Nu er grotere verschillen ontstaan tussen de WEO-scenario’s – oftewel het beleid – en de bedrijfsscenario’s, kan dit worden vertaald als een groeiend verschil tussen ambitie en realisatie. Waar de politiek verder wil versnellen, zien we dat bedrijven juist terughoudender worden. Dit komt mede doordat de kosten en de bedrijfsrisico’s oplopen. Niet alleen qua arbeid en materialen, maar ook het elektriciteitsnet en de rentekosten. Inmiddels hebben we grote windprojecten afgeblazen zien worden. Ook blijven grootschalige investeringen in waterstof en kernenergie vooralsnog uit, en lijken de problemen wat betreft het elektriciteitsnet nog jaren te gaan aanhouden. Tel daar de wispelturigheid van het Nederlandse industriebeleid bij op, iets dat de investeringsbereidheid niet ten goede komt. Immers, bedrijven zijn gewend om financiële en marktrisico’s te managen. Maar politieke risico’s zijn niet te hedgen en lastig te voorspellen. Alles bij elkaar maakt het de vooruitzichten voor de sector – en daarmee de energietransitie – niet erg rooskleurig.

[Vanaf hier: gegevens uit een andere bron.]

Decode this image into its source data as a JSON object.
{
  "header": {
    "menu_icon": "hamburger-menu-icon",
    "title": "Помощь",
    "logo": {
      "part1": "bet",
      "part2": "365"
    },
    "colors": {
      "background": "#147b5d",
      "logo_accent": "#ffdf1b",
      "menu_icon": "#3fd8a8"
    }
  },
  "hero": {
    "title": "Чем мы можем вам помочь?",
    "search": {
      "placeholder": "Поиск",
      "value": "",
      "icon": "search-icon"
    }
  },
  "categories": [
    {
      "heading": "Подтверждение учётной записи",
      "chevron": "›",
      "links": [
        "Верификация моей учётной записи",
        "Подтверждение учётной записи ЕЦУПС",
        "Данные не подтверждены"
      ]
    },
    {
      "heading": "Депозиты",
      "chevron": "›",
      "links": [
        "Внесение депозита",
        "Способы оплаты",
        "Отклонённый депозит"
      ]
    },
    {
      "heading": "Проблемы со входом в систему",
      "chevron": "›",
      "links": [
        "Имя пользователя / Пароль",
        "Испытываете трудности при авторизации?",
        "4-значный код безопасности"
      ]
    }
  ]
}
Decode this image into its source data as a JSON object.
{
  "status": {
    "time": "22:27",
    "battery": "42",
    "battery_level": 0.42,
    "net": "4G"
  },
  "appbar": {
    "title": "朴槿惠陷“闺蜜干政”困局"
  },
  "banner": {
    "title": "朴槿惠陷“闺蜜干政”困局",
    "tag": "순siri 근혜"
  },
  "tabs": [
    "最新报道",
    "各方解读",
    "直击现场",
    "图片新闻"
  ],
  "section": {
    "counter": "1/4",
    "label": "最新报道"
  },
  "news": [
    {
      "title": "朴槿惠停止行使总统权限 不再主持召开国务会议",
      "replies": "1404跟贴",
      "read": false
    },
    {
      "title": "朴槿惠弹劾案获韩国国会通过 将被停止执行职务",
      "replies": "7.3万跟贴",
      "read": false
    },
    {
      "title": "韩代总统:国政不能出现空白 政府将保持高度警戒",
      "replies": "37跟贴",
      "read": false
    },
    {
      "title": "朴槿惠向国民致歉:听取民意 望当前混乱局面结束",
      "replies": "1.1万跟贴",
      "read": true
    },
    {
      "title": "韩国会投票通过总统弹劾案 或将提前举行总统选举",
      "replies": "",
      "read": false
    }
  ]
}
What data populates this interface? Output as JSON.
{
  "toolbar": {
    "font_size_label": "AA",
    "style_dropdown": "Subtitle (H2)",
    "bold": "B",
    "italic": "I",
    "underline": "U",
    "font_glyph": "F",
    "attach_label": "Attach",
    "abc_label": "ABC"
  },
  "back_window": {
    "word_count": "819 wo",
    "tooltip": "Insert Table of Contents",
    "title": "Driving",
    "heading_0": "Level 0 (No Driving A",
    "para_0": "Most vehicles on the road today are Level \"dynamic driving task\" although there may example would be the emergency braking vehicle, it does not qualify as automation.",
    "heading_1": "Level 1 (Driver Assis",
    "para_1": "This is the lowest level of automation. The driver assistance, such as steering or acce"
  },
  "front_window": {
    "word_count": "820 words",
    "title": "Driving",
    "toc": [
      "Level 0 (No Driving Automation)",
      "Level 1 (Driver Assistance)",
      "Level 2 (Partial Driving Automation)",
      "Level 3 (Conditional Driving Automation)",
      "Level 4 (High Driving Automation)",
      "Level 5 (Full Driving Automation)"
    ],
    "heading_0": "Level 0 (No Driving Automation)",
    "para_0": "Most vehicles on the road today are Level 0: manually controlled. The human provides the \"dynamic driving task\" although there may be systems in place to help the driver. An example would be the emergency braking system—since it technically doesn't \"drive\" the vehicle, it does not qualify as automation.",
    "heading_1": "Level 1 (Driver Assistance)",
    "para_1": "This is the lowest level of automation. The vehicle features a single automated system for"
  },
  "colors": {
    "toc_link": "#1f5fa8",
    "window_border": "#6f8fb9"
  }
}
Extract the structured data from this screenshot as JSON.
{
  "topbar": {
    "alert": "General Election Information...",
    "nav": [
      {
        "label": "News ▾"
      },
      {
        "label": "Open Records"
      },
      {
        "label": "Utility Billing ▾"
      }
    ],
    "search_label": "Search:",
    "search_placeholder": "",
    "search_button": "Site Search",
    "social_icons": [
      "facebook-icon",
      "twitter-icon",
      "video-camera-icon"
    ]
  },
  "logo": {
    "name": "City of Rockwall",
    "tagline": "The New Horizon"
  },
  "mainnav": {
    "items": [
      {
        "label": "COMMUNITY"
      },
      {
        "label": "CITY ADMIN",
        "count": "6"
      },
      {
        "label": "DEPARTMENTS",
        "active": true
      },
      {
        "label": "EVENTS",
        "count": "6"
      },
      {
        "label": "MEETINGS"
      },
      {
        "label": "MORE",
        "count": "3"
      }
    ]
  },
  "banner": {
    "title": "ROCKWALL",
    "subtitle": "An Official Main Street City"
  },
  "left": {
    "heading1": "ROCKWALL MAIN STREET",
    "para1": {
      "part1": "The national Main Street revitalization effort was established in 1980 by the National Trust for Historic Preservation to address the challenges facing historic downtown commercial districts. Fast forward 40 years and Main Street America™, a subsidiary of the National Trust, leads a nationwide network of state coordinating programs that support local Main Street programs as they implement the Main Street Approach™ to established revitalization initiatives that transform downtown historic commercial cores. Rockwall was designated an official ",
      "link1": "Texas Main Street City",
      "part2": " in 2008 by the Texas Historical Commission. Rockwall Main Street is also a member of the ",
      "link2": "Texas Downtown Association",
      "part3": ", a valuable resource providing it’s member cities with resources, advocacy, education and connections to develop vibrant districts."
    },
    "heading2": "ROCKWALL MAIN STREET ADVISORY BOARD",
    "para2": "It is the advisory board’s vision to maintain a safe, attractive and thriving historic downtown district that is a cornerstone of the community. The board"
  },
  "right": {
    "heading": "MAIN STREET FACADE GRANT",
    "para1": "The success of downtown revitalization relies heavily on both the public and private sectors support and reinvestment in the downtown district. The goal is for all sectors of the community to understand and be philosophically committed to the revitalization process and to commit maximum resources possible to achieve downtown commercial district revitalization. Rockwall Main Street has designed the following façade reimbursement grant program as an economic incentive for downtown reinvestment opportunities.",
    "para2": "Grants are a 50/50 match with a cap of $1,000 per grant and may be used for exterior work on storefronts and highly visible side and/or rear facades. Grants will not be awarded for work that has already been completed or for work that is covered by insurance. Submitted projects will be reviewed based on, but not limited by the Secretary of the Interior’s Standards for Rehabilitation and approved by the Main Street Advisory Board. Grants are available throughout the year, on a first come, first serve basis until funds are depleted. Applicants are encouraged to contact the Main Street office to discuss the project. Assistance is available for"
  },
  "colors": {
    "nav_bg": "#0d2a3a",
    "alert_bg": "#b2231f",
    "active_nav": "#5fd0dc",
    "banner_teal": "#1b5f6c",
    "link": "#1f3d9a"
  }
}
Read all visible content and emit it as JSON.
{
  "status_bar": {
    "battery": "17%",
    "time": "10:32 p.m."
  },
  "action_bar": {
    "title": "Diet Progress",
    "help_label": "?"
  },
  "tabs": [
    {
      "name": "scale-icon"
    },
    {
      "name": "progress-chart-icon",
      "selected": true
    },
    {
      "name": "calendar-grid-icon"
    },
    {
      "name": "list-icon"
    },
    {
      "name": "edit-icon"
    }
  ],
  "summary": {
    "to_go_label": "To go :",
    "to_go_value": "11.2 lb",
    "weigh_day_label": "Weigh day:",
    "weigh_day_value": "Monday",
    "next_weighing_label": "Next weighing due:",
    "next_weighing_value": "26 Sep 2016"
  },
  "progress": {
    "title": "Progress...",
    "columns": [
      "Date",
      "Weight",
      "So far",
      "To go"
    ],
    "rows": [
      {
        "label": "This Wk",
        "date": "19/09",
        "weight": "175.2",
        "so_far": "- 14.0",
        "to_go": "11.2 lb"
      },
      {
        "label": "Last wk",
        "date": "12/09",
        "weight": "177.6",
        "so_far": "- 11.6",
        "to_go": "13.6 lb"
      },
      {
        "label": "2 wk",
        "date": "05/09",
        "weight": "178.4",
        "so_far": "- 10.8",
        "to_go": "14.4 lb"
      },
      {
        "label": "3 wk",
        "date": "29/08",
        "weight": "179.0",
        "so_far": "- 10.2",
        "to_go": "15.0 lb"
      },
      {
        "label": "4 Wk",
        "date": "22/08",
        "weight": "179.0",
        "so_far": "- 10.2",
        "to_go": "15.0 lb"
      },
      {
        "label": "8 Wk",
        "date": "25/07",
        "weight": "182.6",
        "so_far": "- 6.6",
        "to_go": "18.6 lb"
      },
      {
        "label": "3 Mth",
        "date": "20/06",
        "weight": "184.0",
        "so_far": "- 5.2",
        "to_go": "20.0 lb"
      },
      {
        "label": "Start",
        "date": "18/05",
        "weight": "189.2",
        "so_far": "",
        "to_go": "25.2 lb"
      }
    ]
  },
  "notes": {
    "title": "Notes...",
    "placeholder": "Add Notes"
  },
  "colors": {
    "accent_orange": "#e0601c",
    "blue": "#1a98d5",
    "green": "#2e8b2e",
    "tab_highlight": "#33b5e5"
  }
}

“Waar het IEA de beleidspaden uitstippelt, zegt dit niet altijd alles over de realiseerbaarheid daarvan”
Waar momenteel de WEO van het IEA als leidraad wordt gebruikt door de meeste overheden, zou voor hen een vergelijking met de, laten we zeggen, commerciële scenario’s ook op zijn plaats zijn. Waar het IEA de beleidspaden uitstippelt, zegt dit niet altijd alles over de realiseerbaarheid daarvan. De scenario’s van het EIA en de OPEC daarentegen, zijn misschien niet altijd even ambitieus en houden alleen rekening met bedrijfsrisico’s die op het moment van produceren gelden, zonder het bredere plaatje (denk aan klimaatbeleid) in ogenschouw te nemen.
De politiek moet de klimaatdoelen stellen, maar het zijn bedrijven en burgers die de energietransitie daadwerkelijk moeten gaan realiseren. Echter, zij zullen enkel de investeringen doen op het moment dat het financieel kan en verwachten deze investeringen binnen een bepaalde periode terug te verdienen. Daarmee zijn de IEA WEO-scenario’s een vertaling van de ambities, en de commerciële scenario’s een vertaling van hoe realistisch de markten het beleid achten. De waarheid zal ergens in het midden liggen. De ‘echte’ energietransitie hopelijk ook.